Defective sperm head decondensation undermines the success of ICSI in the bovine

Abstract

The efficiency of intracytoplasmic sperm injection (ICSI) in the bovine is low compared to other species. It is unknown whether defective oocyte activation and/or sperm head decondensation limit the success of this technique in this species. To elucidate where the main obstacle lies, we used homologous and heterologous ICSI and parthenogenetic activation procedures. We also evaluated whether in vitro maturation negatively impacted the early stages of activation after ICSI. Here we showed that injected bovine sperm are resistant to nuclear decondensation by bovine oocytes and this is only partly overcome by exogenous activation. Remarkably, when we used heterologous ICSI, in vivo-matured mouse eggs were capable of mounting calcium oscillations and displaying normal PN formation following injection of bovine sperm, although in vitro-matured mouse oocytes were unable to do so. Together, our data demonstrate that bovine sperm are especially resistant to nuclear decondensation by in vitro-matured oocytes and this deficiency cannot be simply overcome by exogenous activation protocols, even by inducing physiological calcium oscillations.
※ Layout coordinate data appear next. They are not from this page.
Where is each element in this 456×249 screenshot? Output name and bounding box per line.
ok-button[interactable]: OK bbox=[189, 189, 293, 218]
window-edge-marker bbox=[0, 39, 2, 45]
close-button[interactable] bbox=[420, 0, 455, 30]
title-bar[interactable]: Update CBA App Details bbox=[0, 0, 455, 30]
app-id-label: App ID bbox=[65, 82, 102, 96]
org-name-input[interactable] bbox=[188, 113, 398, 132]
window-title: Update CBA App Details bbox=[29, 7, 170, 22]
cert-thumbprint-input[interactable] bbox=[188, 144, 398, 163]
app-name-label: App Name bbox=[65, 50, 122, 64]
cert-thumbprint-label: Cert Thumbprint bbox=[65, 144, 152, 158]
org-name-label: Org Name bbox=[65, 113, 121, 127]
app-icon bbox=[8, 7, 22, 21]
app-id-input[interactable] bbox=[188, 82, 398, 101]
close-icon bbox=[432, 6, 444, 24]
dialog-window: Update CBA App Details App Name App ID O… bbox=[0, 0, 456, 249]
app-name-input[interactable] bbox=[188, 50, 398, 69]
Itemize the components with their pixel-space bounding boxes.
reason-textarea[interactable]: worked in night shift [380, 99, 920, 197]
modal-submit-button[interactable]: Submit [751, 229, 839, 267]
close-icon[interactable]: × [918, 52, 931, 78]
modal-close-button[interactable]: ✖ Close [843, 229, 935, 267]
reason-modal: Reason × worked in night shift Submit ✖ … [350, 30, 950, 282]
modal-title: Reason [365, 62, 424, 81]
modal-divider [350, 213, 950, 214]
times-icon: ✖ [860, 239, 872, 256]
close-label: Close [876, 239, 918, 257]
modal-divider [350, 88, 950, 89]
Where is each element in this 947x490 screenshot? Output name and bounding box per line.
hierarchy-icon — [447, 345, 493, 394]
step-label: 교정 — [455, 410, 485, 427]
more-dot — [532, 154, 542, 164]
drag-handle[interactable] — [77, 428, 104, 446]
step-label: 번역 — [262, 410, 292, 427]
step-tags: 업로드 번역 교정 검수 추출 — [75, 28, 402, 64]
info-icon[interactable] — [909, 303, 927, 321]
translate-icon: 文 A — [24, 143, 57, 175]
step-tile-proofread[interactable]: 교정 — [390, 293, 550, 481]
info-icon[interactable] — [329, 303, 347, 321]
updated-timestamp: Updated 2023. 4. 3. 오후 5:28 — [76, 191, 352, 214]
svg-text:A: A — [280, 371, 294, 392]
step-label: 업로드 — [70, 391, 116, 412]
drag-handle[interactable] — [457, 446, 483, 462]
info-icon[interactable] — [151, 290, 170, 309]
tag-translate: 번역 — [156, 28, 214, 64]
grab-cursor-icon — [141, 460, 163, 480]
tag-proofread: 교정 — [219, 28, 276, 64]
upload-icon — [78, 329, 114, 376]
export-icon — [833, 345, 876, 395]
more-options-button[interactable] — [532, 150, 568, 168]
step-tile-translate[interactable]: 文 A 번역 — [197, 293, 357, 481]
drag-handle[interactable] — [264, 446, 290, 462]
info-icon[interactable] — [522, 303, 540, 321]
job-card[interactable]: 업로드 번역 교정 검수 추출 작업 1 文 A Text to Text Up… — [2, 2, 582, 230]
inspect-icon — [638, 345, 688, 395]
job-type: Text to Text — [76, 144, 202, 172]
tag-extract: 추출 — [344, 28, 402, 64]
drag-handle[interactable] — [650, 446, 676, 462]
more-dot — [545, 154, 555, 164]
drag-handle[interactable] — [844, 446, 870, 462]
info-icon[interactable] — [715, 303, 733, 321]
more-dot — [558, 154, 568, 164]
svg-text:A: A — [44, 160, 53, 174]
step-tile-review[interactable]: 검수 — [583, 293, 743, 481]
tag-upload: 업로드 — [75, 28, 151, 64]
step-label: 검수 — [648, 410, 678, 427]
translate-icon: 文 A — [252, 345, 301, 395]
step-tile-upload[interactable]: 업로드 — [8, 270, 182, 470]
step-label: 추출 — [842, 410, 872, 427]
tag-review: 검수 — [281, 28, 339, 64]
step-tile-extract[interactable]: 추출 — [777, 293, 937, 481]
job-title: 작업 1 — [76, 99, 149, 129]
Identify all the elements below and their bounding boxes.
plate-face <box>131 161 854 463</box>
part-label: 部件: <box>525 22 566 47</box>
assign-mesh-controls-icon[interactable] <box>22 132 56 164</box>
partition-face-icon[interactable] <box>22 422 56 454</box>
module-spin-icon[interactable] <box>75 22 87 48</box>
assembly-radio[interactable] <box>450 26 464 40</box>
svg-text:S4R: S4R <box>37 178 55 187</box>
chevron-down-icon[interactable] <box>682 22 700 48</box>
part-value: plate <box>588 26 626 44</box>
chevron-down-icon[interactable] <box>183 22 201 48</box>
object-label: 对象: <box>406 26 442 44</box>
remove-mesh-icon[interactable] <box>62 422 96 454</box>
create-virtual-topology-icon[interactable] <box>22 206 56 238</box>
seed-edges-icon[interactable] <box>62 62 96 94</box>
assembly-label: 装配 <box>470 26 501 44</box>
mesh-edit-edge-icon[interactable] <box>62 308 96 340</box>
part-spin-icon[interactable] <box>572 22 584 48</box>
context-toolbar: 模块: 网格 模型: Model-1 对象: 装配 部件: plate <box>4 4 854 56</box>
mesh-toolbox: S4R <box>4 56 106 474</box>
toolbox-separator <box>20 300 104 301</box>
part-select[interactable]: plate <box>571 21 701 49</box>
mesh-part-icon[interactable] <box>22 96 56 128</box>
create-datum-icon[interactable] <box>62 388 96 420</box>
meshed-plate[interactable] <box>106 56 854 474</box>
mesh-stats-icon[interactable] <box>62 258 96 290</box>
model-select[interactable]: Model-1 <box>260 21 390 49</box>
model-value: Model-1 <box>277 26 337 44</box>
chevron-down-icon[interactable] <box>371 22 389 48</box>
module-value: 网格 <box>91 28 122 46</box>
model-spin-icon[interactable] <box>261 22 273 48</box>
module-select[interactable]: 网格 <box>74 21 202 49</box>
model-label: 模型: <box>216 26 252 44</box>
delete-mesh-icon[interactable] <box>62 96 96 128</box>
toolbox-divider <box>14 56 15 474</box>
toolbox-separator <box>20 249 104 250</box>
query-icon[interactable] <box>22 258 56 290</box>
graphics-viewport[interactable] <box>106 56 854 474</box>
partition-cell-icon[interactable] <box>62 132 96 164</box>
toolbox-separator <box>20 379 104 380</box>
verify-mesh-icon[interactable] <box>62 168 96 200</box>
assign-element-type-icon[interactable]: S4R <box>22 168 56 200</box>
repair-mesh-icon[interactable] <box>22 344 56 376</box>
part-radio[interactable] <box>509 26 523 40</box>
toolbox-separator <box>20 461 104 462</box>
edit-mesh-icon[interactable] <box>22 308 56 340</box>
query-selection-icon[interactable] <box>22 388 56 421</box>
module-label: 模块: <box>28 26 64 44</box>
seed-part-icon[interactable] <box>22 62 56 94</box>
Therefore, the inability of a suboptimal ooplasmic environment to induce sperm head decondensation limits the success of ICSI in the bovine. Studies aimed to improve the cytoplasmic milieu of in vitro-matured oocytes and to replicate the molecular changes associated with in vivo capacitation and acrosome reaction will deepen our understanding of the mechanism of fertilization and improve the success of ICSI in this species.

Figure 1

Representative images of PN formation in bovine oocytes fertilized by conventional in vitro fertilization (IVF), chemically activated oocytes without and with sham ICSI injection, or fertilized by ICSI. Upper images were captured after Hoechst staining, whereas the corresponding phase-contrast images are at the bottom. A and B: In vitro fertilization: zygotes examined 14 h post insemination. C and D: Parthenogenetically activated group with Io + CHX (14 h post activation). E and F: Sham-injected group, where injection of comparable volume of PVP (5%) was performed followed by chemical activation with Io + CHX (14 h post activation). G and H: ICSI, bovine zygote generated by ICSI without exogenous activation. White circle in G denotes injected, intact sperm head. I and J: ICSI – Io + CHX 14 hpa, ICSI bovine zygote 14 h post-chemical activation. White circle in I surrounds a partially decondensed sperm head. K and L: ICSI – Io + CHX 18 hpa, ICSI bovine zygote 18 h post-chemical activation. M and N: ICSI + bPLCζ: ICSI bovine zygote activated with bovine PLCζ 18 hpa. Arrows indicate PBs and arrowheads PNs. Magnification: 200×, scale bar in microns.

Figure 2

[Ca²⁺]_i responses induced by injection of bovine sperm with and without injection of PLCζ cRNA (0.5 μg/μL) or by the addition of ionomycin. (A) Injection of sperm-induced [Ca²⁺]_i responses in the minority of injected oocytes. (B) Co-injection of bull sperm with bovine PLCzeta1 cRNA (0.5 μg/μL) caused [Ca²⁺]_i responses in all injected oocytes. (C) Addition of Io caused a single [Ca²⁺]_i rise in all exposed oocytes and caused the baseline remain high as long as Io was in the media.

Figure 3

Representative fluorescent (upper) and phase-contrast (bottom) images of mouse oocytes following IVF or ICSI using mouse or a bovine sperm. A and B: IVF. C and D: Homologous ICSI using ovulated oocytes. E and F: Homologous ICSI using IVM oocytes. G and H: Heterologous ICSI using ovulated oocytes. I and J: Heterologous ICSI using IVM oocytes. M: Male pronuclei. FM: Female pronuclei. MP: Metaphase plate. Arrows indicate PBs and red circles denote PNs. Magnification 200×. Scale bar in microns.

Figure 4

Source of sperm and oocytes affect the size of PNs following homologous and heterologous ICSI using ovulated and IVM mouse oocytes. (A) Female PN. (B) Male PN. Values represent the mean + s.d. Bars with different letters are significantly different (P < 0.05).

Figure 5

[Ca²⁺]_i responses after homologous and heterologous ICSI in mouse oocytes. (A and B) Injection of mouse sperm into MII_OV induced consistent and expected [Ca²⁺]_i responses, although injection into IVM oocytes induced variable responses [Ca²⁺]_i (B). (C) Injection of bull sperm into MII_OV induced mostly high-frequency oscillations, although a few oocytes showed low-frequency oscillations (inset). (D) Injection of bull sperm into IVM induced high-frequency oscillations in half of the oocytes, although in the other half, the oscillations were less frequent or absent (inset).